According to the New York DA, one of the items returned to India by the NGA in 2015 — a 2000-year-old Seated Buddha statue — had passed through the hands of Mr Latchford.

Mr Felch said that any link to Mr Latchford should be a “big red flag” for a museum.

Anyone in possession of objects linked to Mr Latchford had a “clear moral, ethical and legal obligation” to scrutinise them for signs of false provenance and if found consider the return of those objects to the country of origin, he said.

“He made a career of it over multiple decades.”

Last month, The Australian revealed that there was at least one more significant acquisition still in the NGA’s collection linked to Mr Latchford.

According to the NGA’s website, the Bodhisattva Avalokiteshvara Padmapani with attendants — a  series of three century gilt bronze statues made in the 9th or 10th century by the Cham people in what is now southern Vietnam — was acquired by the gallery in 2011.

“With its elaborate halo and extensive gilding, it is the finest and most intact Cham bronze known,” says the NGA’s website.
The Australian’s Michaela Boland reported she had discovered a reference to the statues in a chapter by John Guy in the book The Cham of Vietnam.

Mr Guy, curator of South and Southeast Asian Art at New York’s Metropolitan Museum of Art, wrote that the provenances of the Padmapani with attendants were unclear “but it must be assumed that they were recovered by illicit diggers”.

He also states in the caption of a photo of the statues that they were in the “Douglas Latchford Collection UK”.

The NGA has declined to reveal who they acquired the Padmapani from, citing a deed of confidentiality.

The NGA said in a statement to the ABC it had “engaged with the author John Guy, who has not provided any further information regarding the assumption of illegal activity referred to in the book”.

Mr Guy did not respond to the ABC’s request for comment.

The NGA said the 2015 Crennan Review identified the Padmapani as having incomplete provenance and that the gallery had made inquiries as recommended.

“The works were not found to be associated with any known archaeological site in Vietnam, Laos or Cambodia,” the NGA said.

Cambodian government examining paper trail

A 10th century standstone statue of the deity Ardhanarishvara that Douglas Latchford’s daughter has returned to Cambodia.(Royal Government Of Cambodia: Matthew Hollow).

Recent events may lead to more revelations about the history of these problematic antiquities.

Earlier this year, following Mr Latchford’s death, his daughter Nawapan Kriangsak revealed she was going to return his entire private collection of more than 100 Cambodian antiquities to Cambodia.
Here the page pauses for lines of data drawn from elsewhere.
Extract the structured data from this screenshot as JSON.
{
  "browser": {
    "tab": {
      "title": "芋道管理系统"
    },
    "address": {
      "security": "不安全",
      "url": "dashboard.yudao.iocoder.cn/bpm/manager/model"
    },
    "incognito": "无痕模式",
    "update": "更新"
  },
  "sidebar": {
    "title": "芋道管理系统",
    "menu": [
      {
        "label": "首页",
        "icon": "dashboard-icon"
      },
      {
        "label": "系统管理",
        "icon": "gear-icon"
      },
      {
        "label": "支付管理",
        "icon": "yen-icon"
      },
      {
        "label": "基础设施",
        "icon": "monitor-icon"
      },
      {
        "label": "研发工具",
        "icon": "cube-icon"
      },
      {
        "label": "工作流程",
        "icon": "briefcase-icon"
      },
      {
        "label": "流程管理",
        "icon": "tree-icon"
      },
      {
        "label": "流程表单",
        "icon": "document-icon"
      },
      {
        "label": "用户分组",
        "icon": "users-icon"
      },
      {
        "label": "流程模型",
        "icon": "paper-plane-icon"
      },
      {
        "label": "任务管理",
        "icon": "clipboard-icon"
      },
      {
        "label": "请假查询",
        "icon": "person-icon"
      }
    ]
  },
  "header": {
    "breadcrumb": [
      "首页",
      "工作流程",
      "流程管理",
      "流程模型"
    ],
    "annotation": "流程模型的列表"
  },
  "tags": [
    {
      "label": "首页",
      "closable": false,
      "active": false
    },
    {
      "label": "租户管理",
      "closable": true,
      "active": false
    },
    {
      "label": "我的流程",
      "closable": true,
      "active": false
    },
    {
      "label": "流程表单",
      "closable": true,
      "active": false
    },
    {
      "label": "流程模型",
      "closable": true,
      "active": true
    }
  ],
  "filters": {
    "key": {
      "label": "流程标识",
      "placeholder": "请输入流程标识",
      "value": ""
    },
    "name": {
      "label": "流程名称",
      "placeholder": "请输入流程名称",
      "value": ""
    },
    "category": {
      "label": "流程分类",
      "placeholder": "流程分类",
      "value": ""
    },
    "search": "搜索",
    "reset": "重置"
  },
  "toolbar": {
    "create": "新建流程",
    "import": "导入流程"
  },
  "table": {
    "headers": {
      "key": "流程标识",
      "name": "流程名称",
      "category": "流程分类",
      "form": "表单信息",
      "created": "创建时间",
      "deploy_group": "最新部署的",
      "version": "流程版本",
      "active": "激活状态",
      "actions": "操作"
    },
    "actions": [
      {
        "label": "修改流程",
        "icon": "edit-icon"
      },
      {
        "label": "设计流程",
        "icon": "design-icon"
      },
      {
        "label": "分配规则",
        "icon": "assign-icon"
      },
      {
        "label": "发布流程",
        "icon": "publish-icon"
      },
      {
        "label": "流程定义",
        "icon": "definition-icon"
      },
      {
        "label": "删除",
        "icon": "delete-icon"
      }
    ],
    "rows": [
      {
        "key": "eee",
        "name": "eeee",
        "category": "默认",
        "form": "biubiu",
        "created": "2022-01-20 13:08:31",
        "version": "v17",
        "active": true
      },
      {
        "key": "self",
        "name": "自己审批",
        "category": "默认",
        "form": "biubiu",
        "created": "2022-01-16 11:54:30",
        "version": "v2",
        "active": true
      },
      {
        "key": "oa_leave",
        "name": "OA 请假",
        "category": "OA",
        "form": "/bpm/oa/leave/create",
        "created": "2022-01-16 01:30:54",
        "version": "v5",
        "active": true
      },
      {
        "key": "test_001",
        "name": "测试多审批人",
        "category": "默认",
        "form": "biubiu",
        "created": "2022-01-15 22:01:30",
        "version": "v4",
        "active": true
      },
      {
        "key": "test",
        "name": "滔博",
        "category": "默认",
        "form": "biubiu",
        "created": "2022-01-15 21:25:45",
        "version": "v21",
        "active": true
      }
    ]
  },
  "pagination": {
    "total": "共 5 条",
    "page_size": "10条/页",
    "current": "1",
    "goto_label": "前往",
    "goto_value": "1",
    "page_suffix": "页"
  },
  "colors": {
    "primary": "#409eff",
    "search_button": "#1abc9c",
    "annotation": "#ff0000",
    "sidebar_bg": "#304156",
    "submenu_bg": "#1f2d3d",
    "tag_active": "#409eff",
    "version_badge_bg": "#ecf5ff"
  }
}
Cambodia’s Minister of Fine Arts and Culture, Phoeurng Sackona, said the government felt “immense joy” that their heritage was being returned.

“We recognise these cultural properties, such as statues of Ganesha, Vishnu and Shiva, as our ancestors,” she said.

“We see them coming home from a long journey. We believe these objects are, in fact, part of our flesh and blood and need to reconnect with our people.

The Cambodian government is keen to re-establish rights over any pieces of its patrimony removed from the country illegally — which in their view is all of them.

“We take the view that every Khmer antiquity outside of Cambodia is, in fact, there illegally, unless it is covered by a loan or has been taken out with permission for scientific research,” Ms Sackona said.

She said Cambodia had co-operated with foreign museums to put on exhibitions and establish long-term loans and cited an agreement with the NGA as a good example.